Chest X-ray taken on June 11th, 2007, was misread. It also took 22 days for that X-ray to be reported on, which is "very lengthy".

Doctors in the emergency department wrongly noted that another chest X-ray on August 11th, 2007, "looks fine".

Junior doctors decided to discharge her home on August 11th, 2007, but noted she should have a surgical follow-up appointment. This appointment was not arranged, "possibly due to a failure in communication".

An auditable process needs to be developed whereby consultants review all critical decisions made by junior medical staff, especially with regard to discharging patients from care.

Abnormal blood test results were put in her file in August 2007 without being acted on.
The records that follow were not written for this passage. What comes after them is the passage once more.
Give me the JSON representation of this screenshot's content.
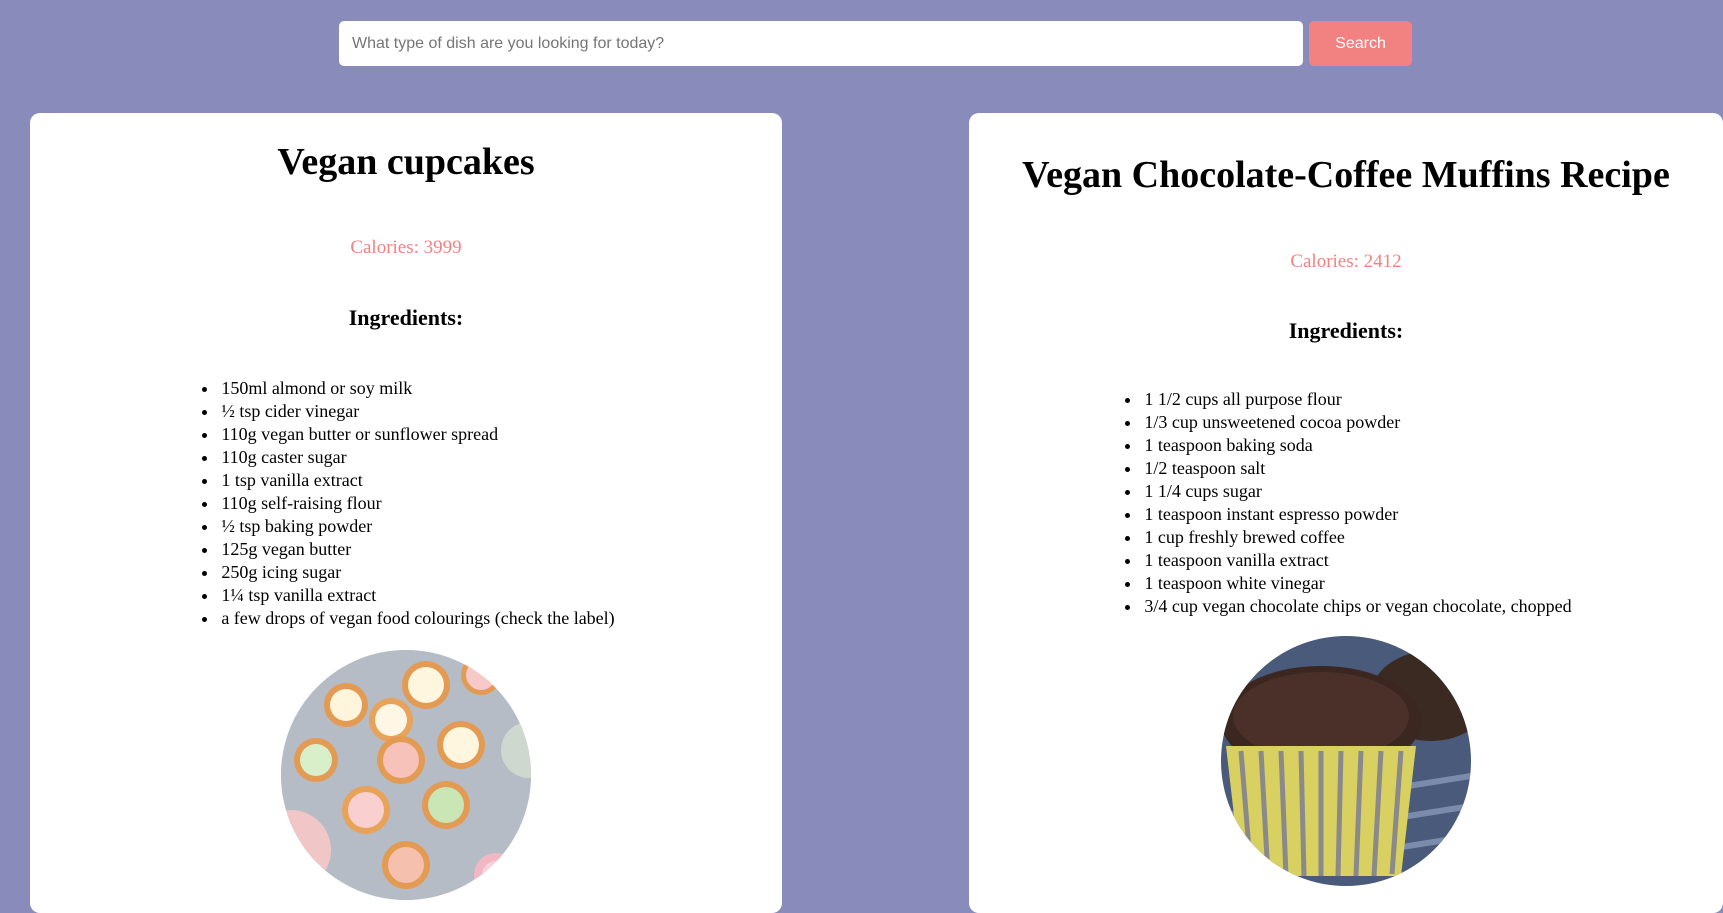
{
  "search": {
    "placeholder": "What type of dish are you looking for today?",
    "value": "",
    "button_label": "Search"
  },
  "colors": {
    "background": "#898bba",
    "accent": "#f28282",
    "card": "#ffffff"
  },
  "recipes": [
    {
      "title": "Vegan cupcakes",
      "calories": "Calories: 3999",
      "ingredients_heading": "Ingredients:",
      "ingredients": [
        "150ml almond or soy milk",
        "½ tsp cider vinegar",
        "110g vegan butter or sunflower spread",
        "110g caster sugar",
        "1 tsp vanilla extract",
        "110g self-raising flour",
        "½ tsp baking powder",
        "125g vegan butter",
        "250g icing sugar",
        "1¼ tsp vanilla extract",
        "a few drops of vegan food colourings (check the label)"
      ],
      "image": "cupcakes-photo"
    },
    {
      "title": "Vegan Chocolate-Coffee Muffins Recipe",
      "calories": "Calories: 2412",
      "ingredients_heading": "Ingredients:",
      "ingredients": [
        "1 1/2 cups all purpose flour",
        "1/3 cup unsweetened cocoa powder",
        "1 teaspoon baking soda",
        "1/2 teaspoon salt",
        "1 1/4 cups sugar",
        "1 teaspoon instant espresso powder",
        "1 cup freshly brewed coffee",
        "1 teaspoon vanilla extract",
        "1 teaspoon white vinegar",
        "3/4 cup vegan chocolate chips or vegan chocolate, chopped"
      ],
      "image": "muffin-photo"
    }
  ]
}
There were clear systems failures in the internal arrangements for follow-up appointments and for appropriate sign-off of radiology and pathology reports.

An auditable process needs to be developed to ensure that all tests requested during an episode of care have been reported on, reviewed, actioned and signed off as being done prior to patient discharge.

A system needs to be developed to address issues arising from the volume of work, the staffing arrangements in radiology, the prioritisation system for reporting and the auditing of services to optimise patient safety.

The provision of a dedicated CT scanning service at Ennis needs to be reviewed as a matter of urgency.